The average prices traded for Facebook logins is about $3 and a PayPal account login details with a $500 balance trades for $6.43.
A Netflix login was available for just as little as 76 cents.
Credit card holders’ details were being sold at an incredibly low price of just 22 cents.
Why Low Prices
The reason why credits cards are being sold for incredibly low prices on the dark web is because banks and other agencies have tightened their security systems so much in the wake of Internet frauds that stolen credit card details are almost useless in new hands.
What Does a Stolen Uber Account Mean
Stolen Uber accounts have been selling for increased prices on the dark web.
This is because of their high demand in the underground illicit marketplaces as the stolen users’ accounts are charged fraudulently into giving the users free rides on the taxis.
Unsuspecting Uber users are finding that ghost rides that they never took are being charged to their accounts.
Innocent account holders are revealing on social media accounts (like Twitter) as to how trips and tips on other continents were being charged to them.
One innocent victim recounted how his account was charged a 4.5 hour ride in South Africa when he did not live there at all.
Last year saw a fall in the prices of stolen Uber accounts after the company became wary of reports hacking their user accounts.
The company then introduced a multi-factor security/authentication system in some of the markets where they function.

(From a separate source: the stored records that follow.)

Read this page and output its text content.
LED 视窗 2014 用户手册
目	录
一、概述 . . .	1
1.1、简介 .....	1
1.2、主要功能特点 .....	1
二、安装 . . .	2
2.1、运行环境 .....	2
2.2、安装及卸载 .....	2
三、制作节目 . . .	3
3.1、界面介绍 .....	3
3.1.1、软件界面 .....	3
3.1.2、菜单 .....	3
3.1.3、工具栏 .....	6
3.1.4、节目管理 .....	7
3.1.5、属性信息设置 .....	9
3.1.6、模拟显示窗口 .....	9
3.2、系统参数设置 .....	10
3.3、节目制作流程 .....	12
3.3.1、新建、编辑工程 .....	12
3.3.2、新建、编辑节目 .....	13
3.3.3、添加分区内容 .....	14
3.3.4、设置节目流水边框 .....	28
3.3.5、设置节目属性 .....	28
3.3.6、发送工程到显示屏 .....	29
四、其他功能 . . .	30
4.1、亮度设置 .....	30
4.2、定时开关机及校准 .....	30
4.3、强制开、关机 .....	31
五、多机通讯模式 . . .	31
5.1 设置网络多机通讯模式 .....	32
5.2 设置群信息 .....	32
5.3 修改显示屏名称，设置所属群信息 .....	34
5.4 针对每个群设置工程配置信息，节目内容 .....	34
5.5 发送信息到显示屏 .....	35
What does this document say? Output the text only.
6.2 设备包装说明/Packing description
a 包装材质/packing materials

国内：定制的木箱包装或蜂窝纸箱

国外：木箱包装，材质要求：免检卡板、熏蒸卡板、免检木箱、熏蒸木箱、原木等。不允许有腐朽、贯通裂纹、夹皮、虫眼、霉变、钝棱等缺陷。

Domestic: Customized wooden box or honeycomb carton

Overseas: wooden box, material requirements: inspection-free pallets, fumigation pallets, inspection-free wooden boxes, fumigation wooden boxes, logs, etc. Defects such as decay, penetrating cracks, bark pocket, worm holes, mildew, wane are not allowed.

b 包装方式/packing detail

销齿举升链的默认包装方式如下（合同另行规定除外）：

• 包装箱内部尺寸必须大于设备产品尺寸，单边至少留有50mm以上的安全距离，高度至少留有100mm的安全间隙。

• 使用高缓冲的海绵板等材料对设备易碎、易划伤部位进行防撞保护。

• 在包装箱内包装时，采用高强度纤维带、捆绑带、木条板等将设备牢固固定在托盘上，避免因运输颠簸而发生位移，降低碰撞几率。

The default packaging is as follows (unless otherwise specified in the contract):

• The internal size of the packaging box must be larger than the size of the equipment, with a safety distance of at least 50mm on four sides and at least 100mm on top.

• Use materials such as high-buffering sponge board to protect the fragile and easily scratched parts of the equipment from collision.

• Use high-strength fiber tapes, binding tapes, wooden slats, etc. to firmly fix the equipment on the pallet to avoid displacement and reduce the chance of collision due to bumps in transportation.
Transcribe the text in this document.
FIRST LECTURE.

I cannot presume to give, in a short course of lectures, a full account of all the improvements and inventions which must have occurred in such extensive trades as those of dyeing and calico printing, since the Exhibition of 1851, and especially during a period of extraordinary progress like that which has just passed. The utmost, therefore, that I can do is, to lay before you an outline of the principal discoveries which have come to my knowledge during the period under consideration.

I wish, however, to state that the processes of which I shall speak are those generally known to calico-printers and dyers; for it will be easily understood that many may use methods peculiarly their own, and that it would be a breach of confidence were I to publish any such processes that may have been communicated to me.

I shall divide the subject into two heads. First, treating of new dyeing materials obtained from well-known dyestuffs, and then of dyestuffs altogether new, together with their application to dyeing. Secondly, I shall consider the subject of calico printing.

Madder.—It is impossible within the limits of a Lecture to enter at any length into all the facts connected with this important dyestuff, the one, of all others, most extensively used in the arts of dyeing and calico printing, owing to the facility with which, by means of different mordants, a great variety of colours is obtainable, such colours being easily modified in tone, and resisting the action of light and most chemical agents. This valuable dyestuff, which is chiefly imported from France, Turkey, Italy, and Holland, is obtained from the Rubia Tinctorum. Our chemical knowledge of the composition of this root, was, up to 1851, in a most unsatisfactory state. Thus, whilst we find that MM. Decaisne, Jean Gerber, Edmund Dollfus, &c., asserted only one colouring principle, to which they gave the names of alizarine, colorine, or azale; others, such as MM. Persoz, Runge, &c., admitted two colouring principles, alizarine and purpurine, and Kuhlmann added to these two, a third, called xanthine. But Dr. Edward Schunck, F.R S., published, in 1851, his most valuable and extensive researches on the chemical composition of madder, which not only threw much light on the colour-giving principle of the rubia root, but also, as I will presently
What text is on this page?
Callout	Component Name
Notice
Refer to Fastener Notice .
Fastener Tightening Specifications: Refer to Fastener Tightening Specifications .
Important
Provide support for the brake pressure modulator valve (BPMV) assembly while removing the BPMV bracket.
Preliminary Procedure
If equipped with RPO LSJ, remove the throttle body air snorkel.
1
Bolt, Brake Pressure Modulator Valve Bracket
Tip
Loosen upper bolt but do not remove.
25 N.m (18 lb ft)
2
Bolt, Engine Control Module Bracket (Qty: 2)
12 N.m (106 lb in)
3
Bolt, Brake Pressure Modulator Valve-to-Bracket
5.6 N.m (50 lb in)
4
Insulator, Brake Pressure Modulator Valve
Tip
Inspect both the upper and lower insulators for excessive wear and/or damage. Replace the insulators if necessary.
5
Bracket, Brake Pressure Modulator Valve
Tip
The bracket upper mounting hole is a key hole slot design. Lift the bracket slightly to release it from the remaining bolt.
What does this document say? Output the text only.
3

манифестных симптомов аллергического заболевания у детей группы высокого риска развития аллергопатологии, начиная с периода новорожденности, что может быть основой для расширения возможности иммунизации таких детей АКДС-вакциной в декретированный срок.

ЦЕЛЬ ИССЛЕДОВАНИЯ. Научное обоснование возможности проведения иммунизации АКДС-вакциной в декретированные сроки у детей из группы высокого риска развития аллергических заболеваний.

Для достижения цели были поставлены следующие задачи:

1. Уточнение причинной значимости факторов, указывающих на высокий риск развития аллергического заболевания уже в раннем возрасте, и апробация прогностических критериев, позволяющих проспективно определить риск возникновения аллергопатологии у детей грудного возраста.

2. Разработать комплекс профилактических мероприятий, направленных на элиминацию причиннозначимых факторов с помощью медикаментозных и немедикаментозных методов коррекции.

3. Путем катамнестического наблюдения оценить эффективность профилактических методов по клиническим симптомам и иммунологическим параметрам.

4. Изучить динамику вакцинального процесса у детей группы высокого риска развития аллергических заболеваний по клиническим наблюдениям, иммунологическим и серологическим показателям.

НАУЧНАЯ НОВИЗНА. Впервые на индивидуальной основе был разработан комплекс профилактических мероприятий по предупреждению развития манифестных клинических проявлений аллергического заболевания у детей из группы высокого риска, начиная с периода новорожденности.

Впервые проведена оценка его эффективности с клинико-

However, in those markets where the new and stricter authentication system is not in use, stolen accounts can be used freely.
Many large corporations have been served a reminder to create stricter login and authentication norms for their clients.
Users have also been reminded to keep their logins and passwords with more protection and care.
Facebook and Netflix are purportedly working on more stringent security systems for their respective users.
It is also likely that these companies will also offer a two-tier authentication system for the protection of their users’ accounts and keep them from misuse by the dark web cybercriminals.
These systems would allow the company authorities to monitor their accounts regularly and alert the users in case of unusual or abnormal activity.
Security experts are also advocating corporate companies to introduce identification systems that use behavioral biometrics as the basis.
This would take into account factors such as the manner in which a user holds their phones, the size of their fingers/hands, and how much they press the phone screens.